Theoretical Expertise Ranking:
    Experts
Individuals with JD's, or equivalent advanced degrees in fields relevant to government and constitutional law. Also top-level government officials (such as foreign leaders, US presidents, Founding Fathers, Supreme Court Justices, members of legislative bodies, cabinet members, military leaders, etc.) with positions relevant to government and constitutional law.
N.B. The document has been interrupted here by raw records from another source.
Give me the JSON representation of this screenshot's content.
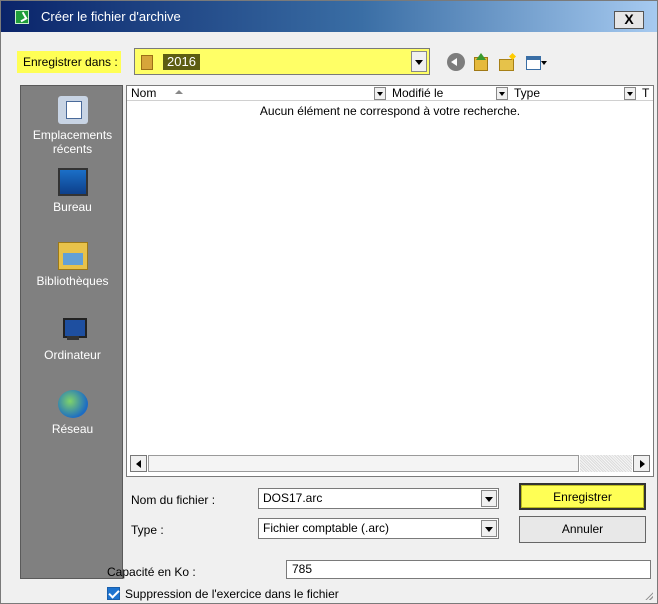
{
  "window": {
    "title": "Créer le fichier d'archive",
    "close_label": "X"
  },
  "save_in": {
    "label": "Enregistrer dans :",
    "value": "2016"
  },
  "toolbar": {
    "icons": [
      "back-icon",
      "up-folder-icon",
      "new-folder-icon",
      "views-menu-icon"
    ]
  },
  "places": [
    {
      "label": "Emplacements récents",
      "icon": "recent-places-icon"
    },
    {
      "label": "Bureau",
      "icon": "desktop-icon"
    },
    {
      "label": "Bibliothèques",
      "icon": "libraries-icon"
    },
    {
      "label": "Ordinateur",
      "icon": "computer-icon"
    },
    {
      "label": "Réseau",
      "icon": "network-icon"
    }
  ],
  "file_list": {
    "columns": [
      "Nom",
      "Modifié le",
      "Type",
      "T"
    ],
    "empty_message": "Aucun élément ne correspond à votre recherche."
  },
  "filename": {
    "label": "Nom du fichier :",
    "value": "DOS17.arc"
  },
  "filetype": {
    "label": "Type :",
    "value": "Fichier comptable (.arc)"
  },
  "buttons": {
    "save": "Enregistrer",
    "cancel": "Annuler"
  },
  "capacity": {
    "label": "Capacité en Ko :",
    "value": "785"
  },
  "delete_option": {
    "label": "Suppression de l'exercice dans le fichier",
    "checked": true
  },
  "colors": {
    "highlight": "#ffff55",
    "titlebar": "#0a246a",
    "places_bg": "#808080"
  }
}
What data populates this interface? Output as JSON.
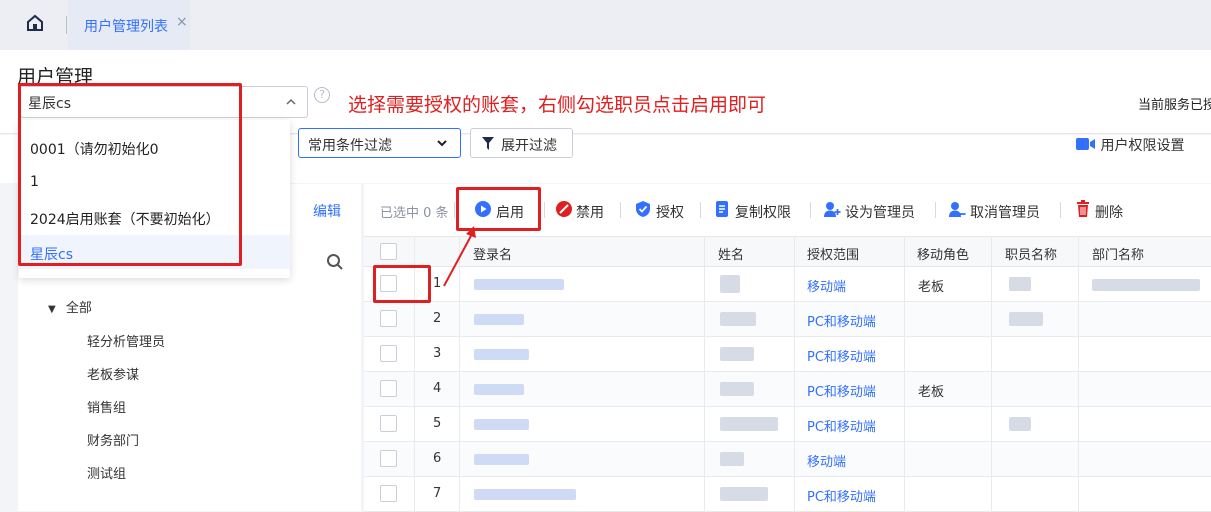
{
  "colors": {
    "accent": "#3370ff",
    "annotation_red": "#e02020",
    "danger": "#e02020"
  },
  "nav": {
    "home_icon": "home-icon",
    "tab_label": "用户管理列表",
    "tab_close": "×"
  },
  "header": {
    "title": "用户管理",
    "account_value": "星辰cs",
    "help": "?",
    "annotation": "选择需要授权的账套，右侧勾选职员点击启用即可",
    "service_text": "当前服务已授"
  },
  "dropdown": {
    "options": [
      "0001（请勿初始化0",
      "1",
      "2024启用账套（不要初始化）",
      "星辰cs"
    ],
    "selected": "星辰cs"
  },
  "filters": {
    "common_filter": "常用条件过滤",
    "expand_filter": "展开过滤",
    "permission_settings": "用户权限设置"
  },
  "tree": {
    "edit": "编辑",
    "root": "全部",
    "items": [
      "轻分析管理员",
      "老板参谋",
      "销售组",
      "财务部门",
      "测试组"
    ]
  },
  "toolbar": {
    "selected_count": "已选中 0 条",
    "enable": "启用",
    "disable": "禁用",
    "authorize": "授权",
    "copy_permissions": "复制权限",
    "set_admin": "设为管理员",
    "cancel_admin": "取消管理员",
    "delete": "删除"
  },
  "table": {
    "columns": [
      "登录名",
      "姓名",
      "授权范围",
      "移动角色",
      "职员名称",
      "部门名称"
    ],
    "rows": [
      {
        "index": "1",
        "scope": "移动端",
        "role": "老板"
      },
      {
        "index": "2",
        "scope": "PC和移动端",
        "role": ""
      },
      {
        "index": "3",
        "scope": "PC和移动端",
        "role": ""
      },
      {
        "index": "4",
        "scope": "PC和移动端",
        "role": "老板"
      },
      {
        "index": "5",
        "scope": "PC和移动端",
        "role": ""
      },
      {
        "index": "6",
        "scope": "移动端",
        "role": ""
      },
      {
        "index": "7",
        "scope": "PC和移动端",
        "role": ""
      }
    ]
  }
}
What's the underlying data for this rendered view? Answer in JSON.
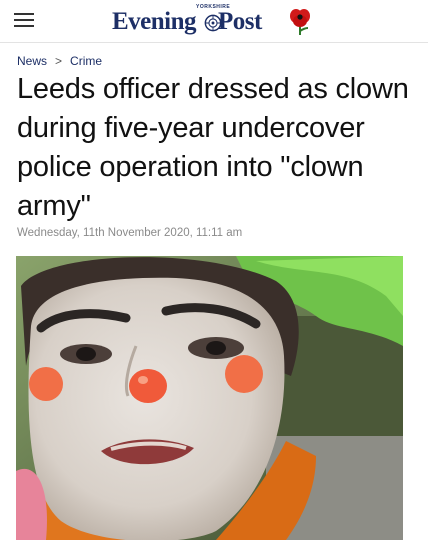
{
  "header": {
    "menu_icon": "hamburger-menu-icon",
    "logo_kicker": "YORKSHIRE",
    "logo_text_left": "Evening",
    "logo_text_right": "Post",
    "poppy_icon": "poppy-icon"
  },
  "breadcrumb": {
    "items": [
      "News",
      "Crime"
    ],
    "separator": ">"
  },
  "article": {
    "headline": "Leeds officer dressed as clown during five-year undercover police operation into \"clown army\"",
    "dateline": "Wednesday, 11th November 2020, 11:11 am"
  },
  "colors": {
    "brand": "#1d2f66",
    "poppy": "#d11a1a"
  }
}
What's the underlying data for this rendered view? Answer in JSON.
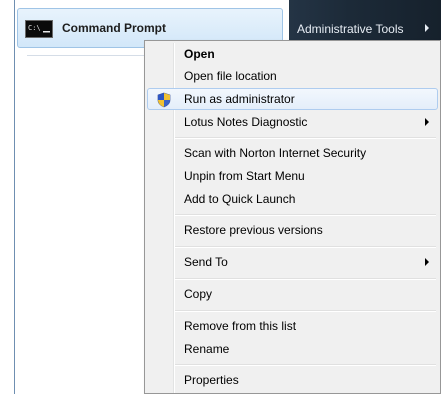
{
  "start_menu": {
    "pinned_item": {
      "label": "Command Prompt",
      "icon": "command-prompt-icon"
    },
    "right_pane": {
      "item_label": "Administrative Tools"
    }
  },
  "context_menu": {
    "items": [
      {
        "label": "Open",
        "bold": true
      },
      {
        "label": "Open file location"
      },
      {
        "label": "Run as administrator",
        "icon": "uac-shield-icon",
        "highlighted": true
      },
      {
        "label": "Lotus Notes Diagnostic",
        "has_submenu": true
      },
      {
        "label": "Scan with Norton Internet Security"
      },
      {
        "label": "Unpin from Start Menu"
      },
      {
        "label": "Add to Quick Launch"
      },
      {
        "label": "Restore previous versions"
      },
      {
        "label": "Send To",
        "has_submenu": true
      },
      {
        "label": "Copy"
      },
      {
        "label": "Remove from this list"
      },
      {
        "label": "Rename"
      },
      {
        "label": "Properties"
      }
    ]
  },
  "colors": {
    "highlight_border": "#aeccef",
    "menu_background": "#f0f0f0",
    "right_pane": "#1c2a38"
  }
}
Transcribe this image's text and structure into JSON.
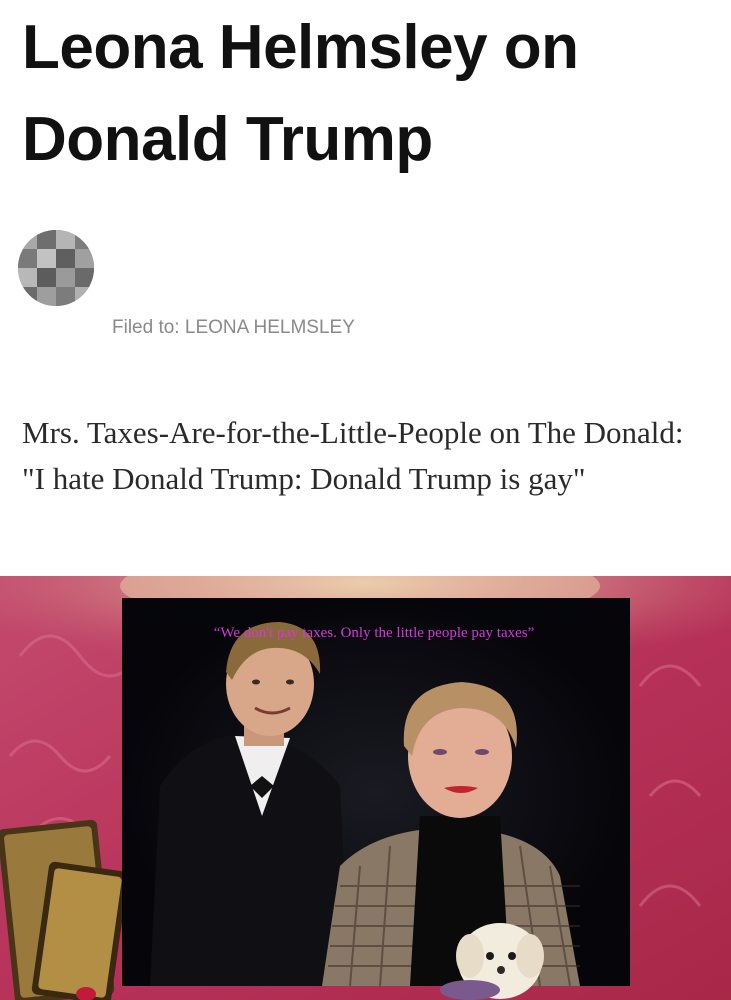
{
  "article": {
    "title": "Leona Helmsley on Donald Trump",
    "filed_prefix": "Filed to:",
    "filed_tag": "LEONA HELMSLEY",
    "dek": "Mrs. Taxes-Are-for-the-Little-People on The Donald: \"I hate Donald Trump: Donald Trump is gay\""
  },
  "hero_image": {
    "caption_quote": "“We don't pay taxes. Only the little people pay taxes”"
  }
}
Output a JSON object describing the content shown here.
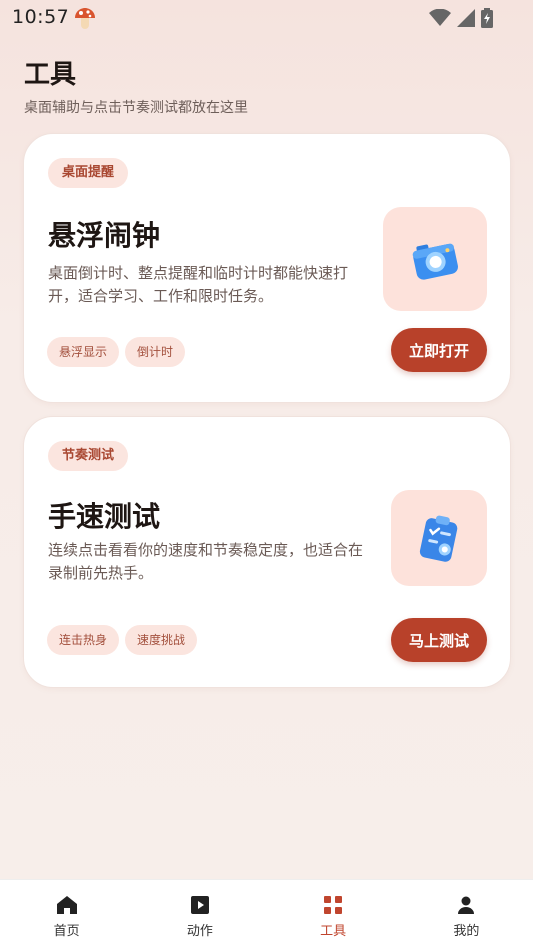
{
  "status": {
    "time": "10:57"
  },
  "header": {
    "title": "工具",
    "subtitle": "桌面辅助与点击节奏测试都放在这里"
  },
  "cards": [
    {
      "chip": "桌面提醒",
      "title": "悬浮闹钟",
      "description": "桌面倒计时、整点提醒和临时计时都能快速打开，适合学习、工作和限时任务。",
      "tags": [
        "悬浮显示",
        "倒计时"
      ],
      "button": "立即打开",
      "icon": "camera-icon"
    },
    {
      "chip": "节奏测试",
      "title": "手速测试",
      "description": "连续点击看看你的速度和节奏稳定度，也适合在录制前先热手。",
      "tags": [
        "连击热身",
        "速度挑战"
      ],
      "button": "马上测试",
      "icon": "clipboard-icon"
    }
  ],
  "nav": [
    {
      "label": "首页",
      "icon": "home-icon"
    },
    {
      "label": "动作",
      "icon": "play-icon"
    },
    {
      "label": "工具",
      "icon": "grid-icon",
      "active": true
    },
    {
      "label": "我的",
      "icon": "person-icon"
    }
  ],
  "colors": {
    "accent": "#b8412a",
    "chip_bg": "#fbe5df",
    "tile_bg": "#fde2db"
  }
}
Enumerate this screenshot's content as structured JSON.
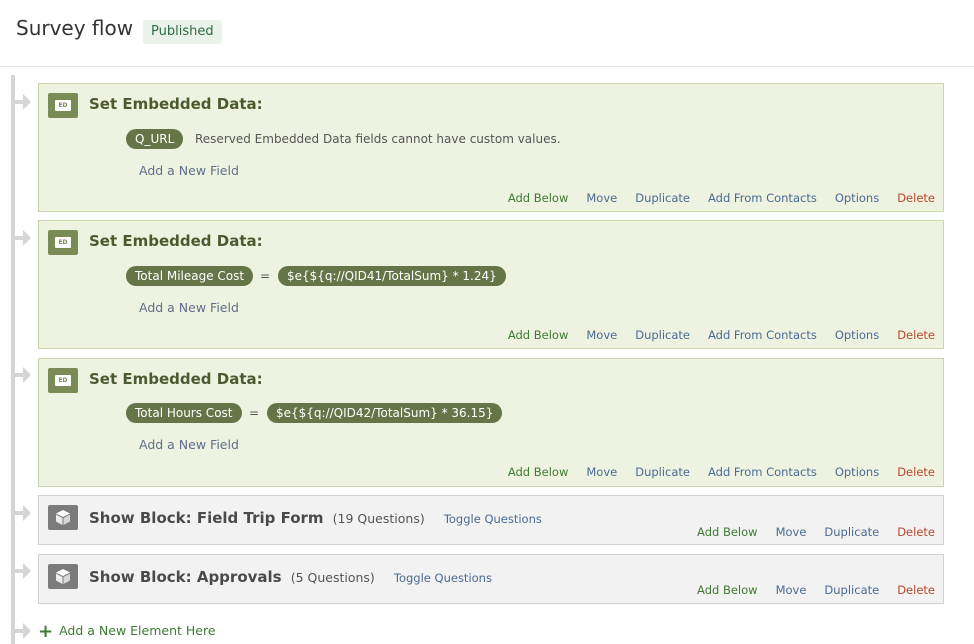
{
  "header": {
    "title": "Survey flow",
    "status": "Published"
  },
  "ed_icon_text": "ED",
  "embedded_blocks": [
    {
      "title": "Set Embedded Data:",
      "field": "Q_URL",
      "message": "Reserved Embedded Data fields cannot have custom values.",
      "add_field": "Add a New Field"
    },
    {
      "title": "Set Embedded Data:",
      "field": "Total Mileage Cost",
      "equals": "=",
      "value": "$e{${q://QID41/TotalSum} * 1.24}",
      "add_field": "Add a New Field"
    },
    {
      "title": "Set Embedded Data:",
      "field": "Total Hours Cost",
      "equals": "=",
      "value": "$e{${q://QID42/TotalSum} * 36.15}",
      "add_field": "Add a New Field"
    }
  ],
  "ed_actions": [
    "Add Below",
    "Move",
    "Duplicate",
    "Add From Contacts",
    "Options",
    "Delete"
  ],
  "show_blocks": [
    {
      "label": "Show Block: Field Trip Form",
      "count": "(19 Questions)",
      "toggle": "Toggle Questions"
    },
    {
      "label": "Show Block: Approvals",
      "count": "(5 Questions)",
      "toggle": "Toggle Questions"
    }
  ],
  "sb_actions": [
    "Add Below",
    "Move",
    "Duplicate",
    "Delete"
  ],
  "footer": {
    "plus": "+",
    "add_element": "Add a New Element Here"
  },
  "colors": {
    "embedded_bg": "#eef3e1",
    "pill": "#667547",
    "link_blue": "#4b6a93",
    "link_green": "#3f7a34",
    "link_red": "#b8472c"
  }
}
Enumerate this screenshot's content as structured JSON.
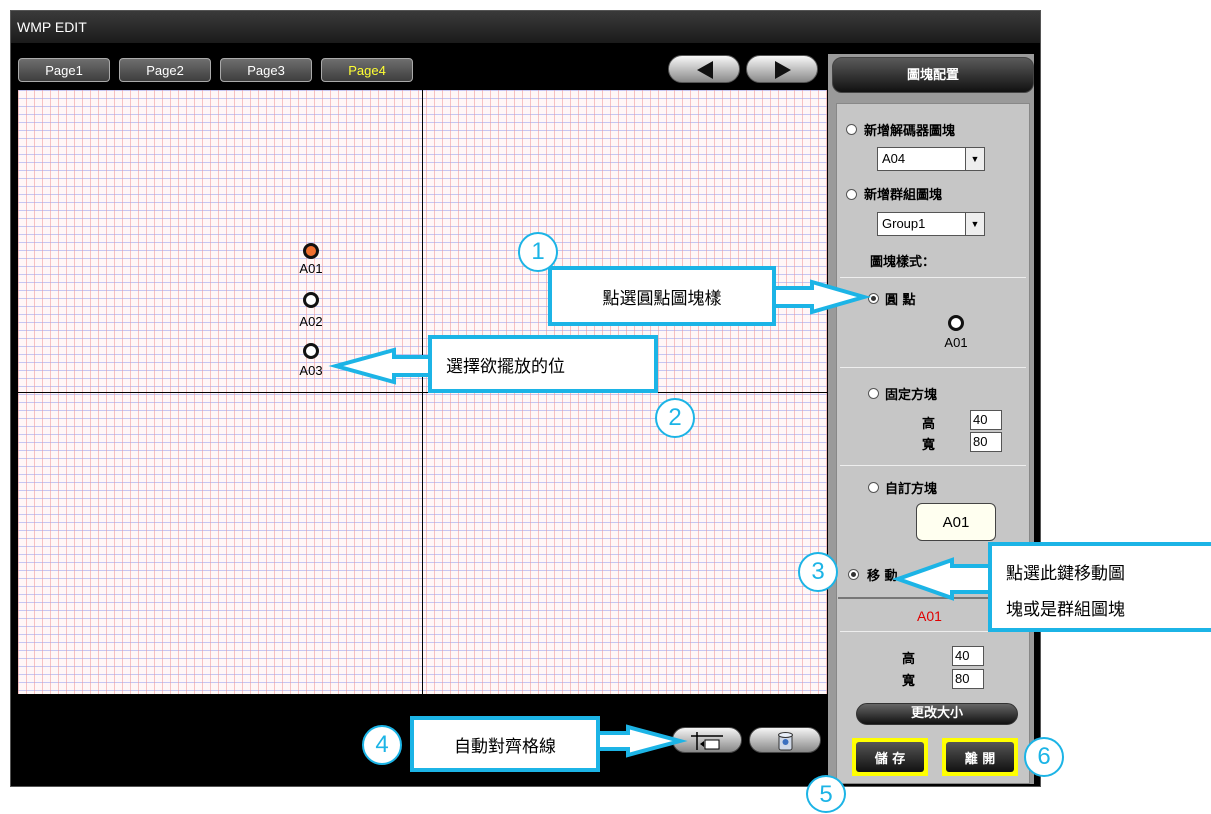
{
  "window": {
    "title": "WMP EDIT"
  },
  "tabs": [
    {
      "label": "Page1"
    },
    {
      "label": "Page2"
    },
    {
      "label": "Page3"
    },
    {
      "label": "Page4",
      "active": true
    }
  ],
  "nav": {
    "prev_icon": "left-arrow-icon",
    "next_icon": "right-arrow-icon"
  },
  "canvas": {
    "nodes": [
      {
        "label": "A01",
        "selected": true
      },
      {
        "label": "A02"
      },
      {
        "label": "A03"
      }
    ]
  },
  "panel": {
    "header": "圖塊配置",
    "add_decoder_label": "新增解碼器圖塊",
    "decoder_value": "A04",
    "add_group_label": "新增群組圖塊",
    "group_value": "Group1",
    "style_label": "圖塊樣式：",
    "dot_label": "圓 點",
    "dot_preview_label": "A01",
    "fixed_block_label": "固定方塊",
    "height_label": "高",
    "width_label": "寬",
    "fixed_height": "40",
    "fixed_width": "80",
    "custom_block_label": "自訂方塊",
    "custom_preview_label": "A01",
    "move_label": "移 動",
    "move_target": "A01",
    "move_height_label": "高",
    "move_width_label": "寬",
    "move_height": "40",
    "move_width": "80",
    "resize_label": "更改大小",
    "save_label": "儲 存",
    "exit_label": "離 開"
  },
  "callouts": {
    "c1": "點選圓點圖塊樣",
    "c2": "選擇欲擺放的位",
    "c3_line1": "點選此鍵移動圖",
    "c3_line2": "塊或是群組圖塊",
    "c4": "自動對齊格線"
  },
  "markers": [
    "1",
    "2",
    "3",
    "4",
    "5",
    "6"
  ],
  "colors": {
    "accent": "#1cb4e6",
    "highlight": "#ffff00",
    "active_tab": "#ffff33",
    "selected_node": "#f07030"
  }
}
Involvement and Affiliations:
  • President, American Bible Society, 1821-1828
  • Governor, New York, 1795-1781
  • First Chief Justice, United States, 1789-1795
  • Contributed five papers to The Federalist, 1768
  • Secretary of Foreign Affairs, United States, 1784-1789
  • Commissioner, Paris negotiations (to negotiate peace with Great Britain), 1781
  • Minister Plenipotentiary to Spain, 1779
  • President, Continental Congress, 1778
  • Chief Justice of New York, 1777
  • Guided the drafting of the first New York state constitution, 1777
  • Delegate, First and Second Continental Congresses, 1774-1777
  • Admitted to the bar, 1768
Education:
  • King’s College, 1764
Other:
  • Born: 1745
  • Deceased: 1829
  • In pre-Revolutionary activities he reflected the views of the conservative colonial merchant, opposing British actions but not favoring independence. Once the Declaration of Independence was proclaimed, however, he energetically supported the patriot cause.
  • When the still-unsettled controversies with Great Britain threatened to involve the United States in war, Jay was drafted for a mission to England in 1794, where he concluded what is known as Jay’s Treaty.
  • In 1801 he declined reelection for Governor of New York, and also renomination to the U.S. Supreme Court and retired to his farm at Bedford in Westchester County, N.Y. for the remaining 28 years of his life.
  • Married to Sarah, daughter of William Livingston, which allied him with that influential family.